Several political figures, parties and movements denounced the murder of at least three female Muslim Brotherhood members in last Friday's night clashes in Mansoura during pro-Morsi rallies.
Vice President Mohamed ElBaradei denounced the events on his Twitter account Saturday afternoon.
"May Allah bless the innocent souls of Mansoura's victims, when will we learn that violence generates more problems and does not solve," said ElBaradei quoting in the same tweet a Quranic verse: "whosoever kills a soul, except for a soul slain, or for sedition in the earth, it should be considered as though he had killed all mankind; and that whosoever saved it should be regarded as though he had saved all mankind."
Former presidential candidate and leader of the Popular Current Hamdeen Sabbahi also mourned the deaths Saturday morning on his Twitter account.
"The blood of Mansoura's martyrs condemns the brutality of the criminals that killed them," wroteSabbahi, blaming at the same time "the radicals who threw them to doom, who should quit politics," refering to the Muslim Brotherhood.
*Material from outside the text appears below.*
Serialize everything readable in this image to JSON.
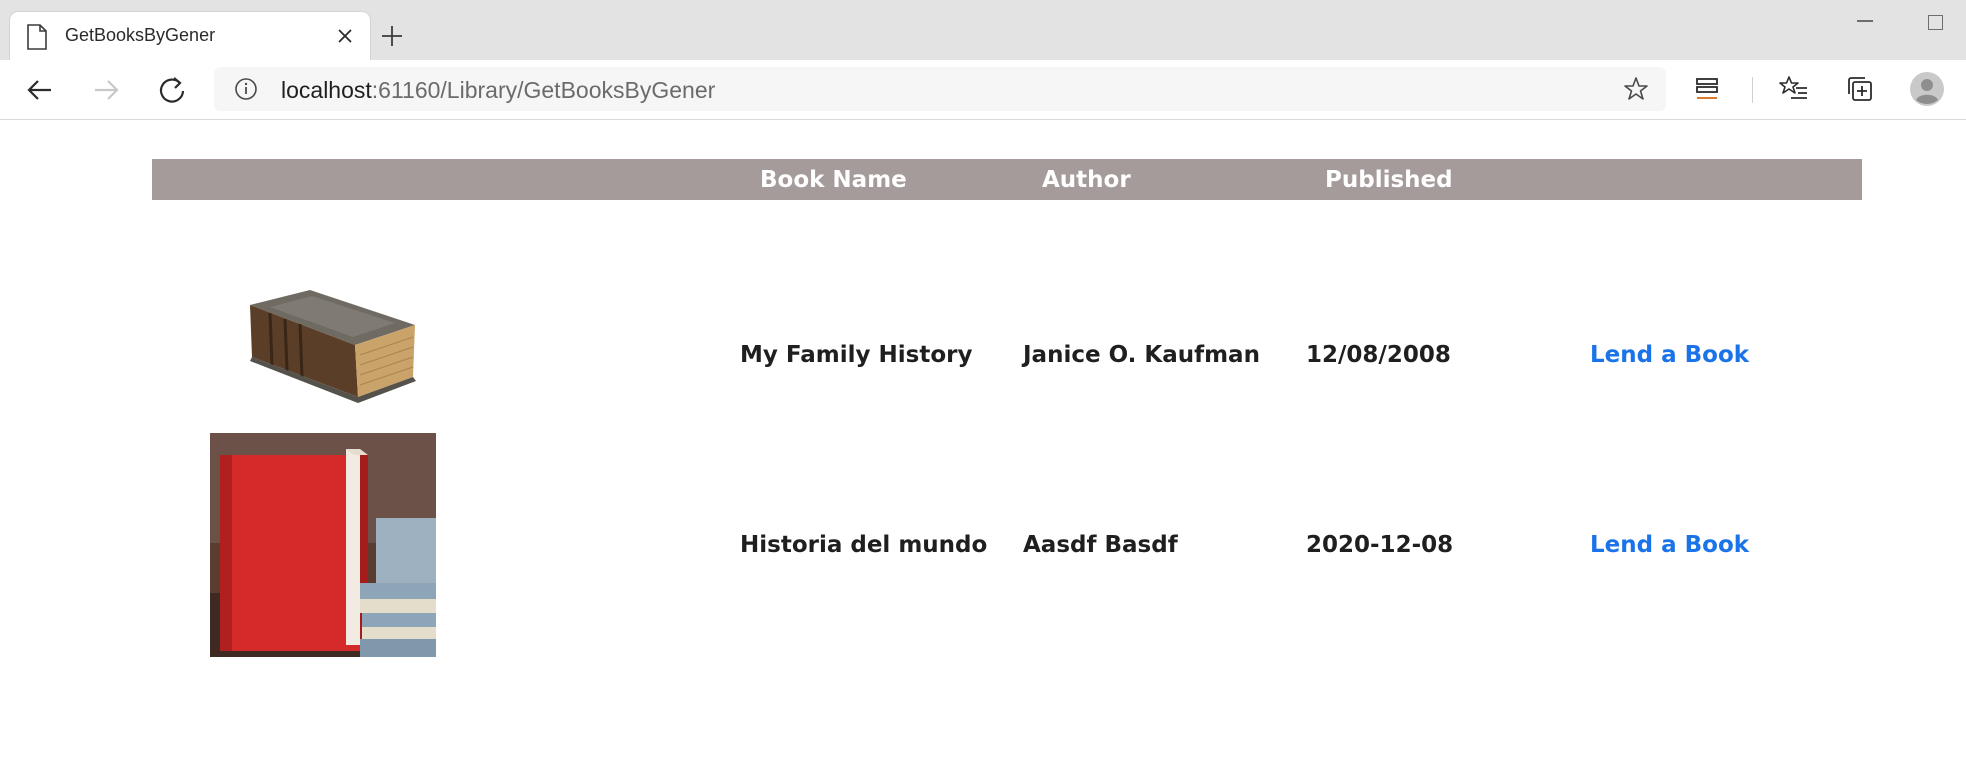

Sheikh Yasser El-Borhamy, the vice chairman of the Salafist Call and co-founder of the Nour Party, held the ministry of interior and the new cabinet responsible for the murders at the hands of "thugs."
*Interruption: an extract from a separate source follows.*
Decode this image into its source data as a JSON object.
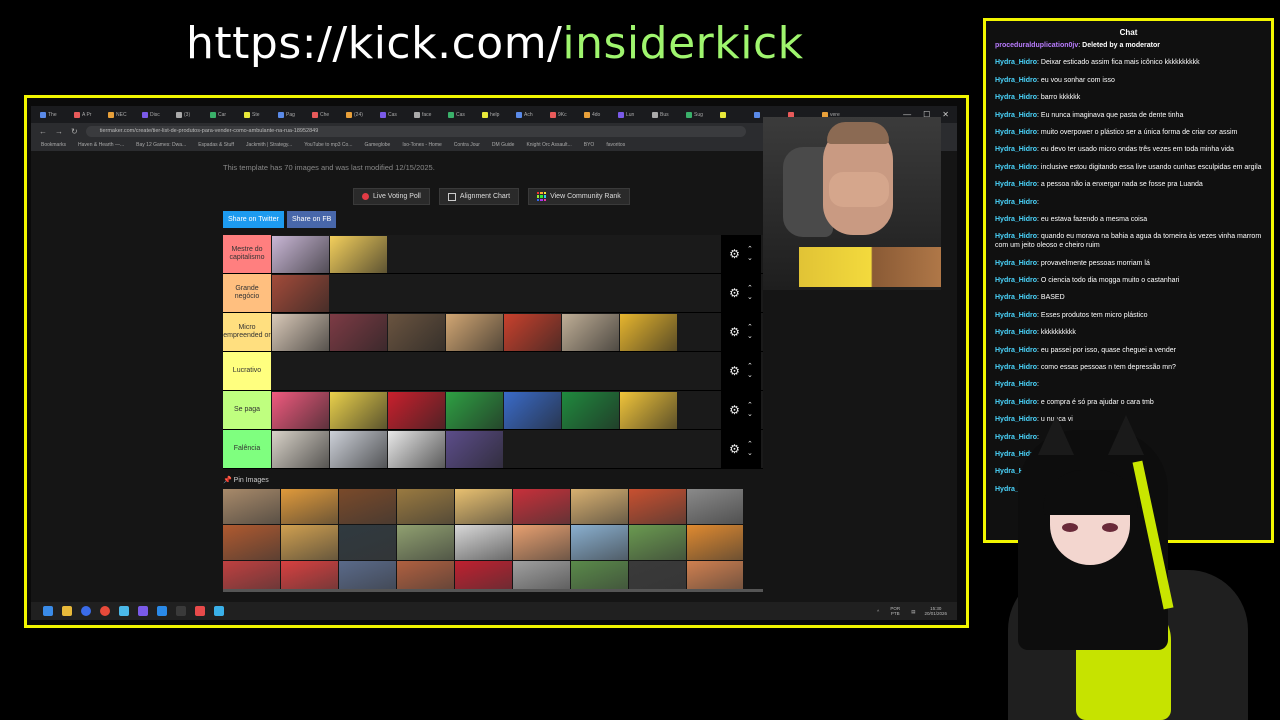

"Leaving thugs to attack women defies ethics and chivalry. An investigation should be held to find out who is responsible for what has happened," said El-Borhamy in a press statement.
The anti-Morsi Rebel campaign also issued a statement deploring the death of the Mansoura protesters, and stating that both the Muslim Brotherhood and the interior ministry share the responsibility for their deaths.
The campaign, which spearheaded massive nationwide demonstrations on 30 June demanding Morsi resign, accused the Brotherhood of “pushing with full awareness the youth, women, elderly…into the unknown to serve private interests.”
“What happened is a result of the Muslim Brotherhood’s continued stubbornness and detachment from reality and pushing the simple people into danger, in an attempt perhaps to portray the Brotherhood domestically and internationally in a sympathetic light,” Rebel spokesman Mahmoud Badr said, adding that the Brotherhood has asked for the support of the United States.
The campaign has also accused the interior ministry of “not performing its duties of protecting the protestors.”
“The incident should be quickly investigated, and the perpetrators punished,” Badr urged.
Badr has also asked the youth of the Brotherhood to “redirect [their loyalty] to their country and not get caught up behind the leaders of Brotherhood who seek bloodshed and seek to push the [Brotherhood] youth into fueling a civil war.”
The Strong Egypt Party issued a strong statement Saturday denouncing what it described as the “unleashing of thugs on peaceful protesters,” stating that it is a crime that the “failed security apparatus should be punished for.”
The party has accused the security forces of being “powerless” and of “never protecting Egyptians in their homes or when they express their opinions.”
“It is inappropriate for those in power to keep the security apparatus in its current criminal state unchecked,” the statement added, describing the murder of women in Mansoura a crime.
The party called on the authorities to open an investigation into the incident, adding that the responsibility of the safety of the Egyptian population lies in the hands of the current administration.
As well as the three women killed, tens were injured last Friday in Mansoura, a Nile Delta city, in clashes between Morsi’s supporters and anti-Morsi protestors during rallies organised by the Muslim Brotherhood in solidarity with the ousted president.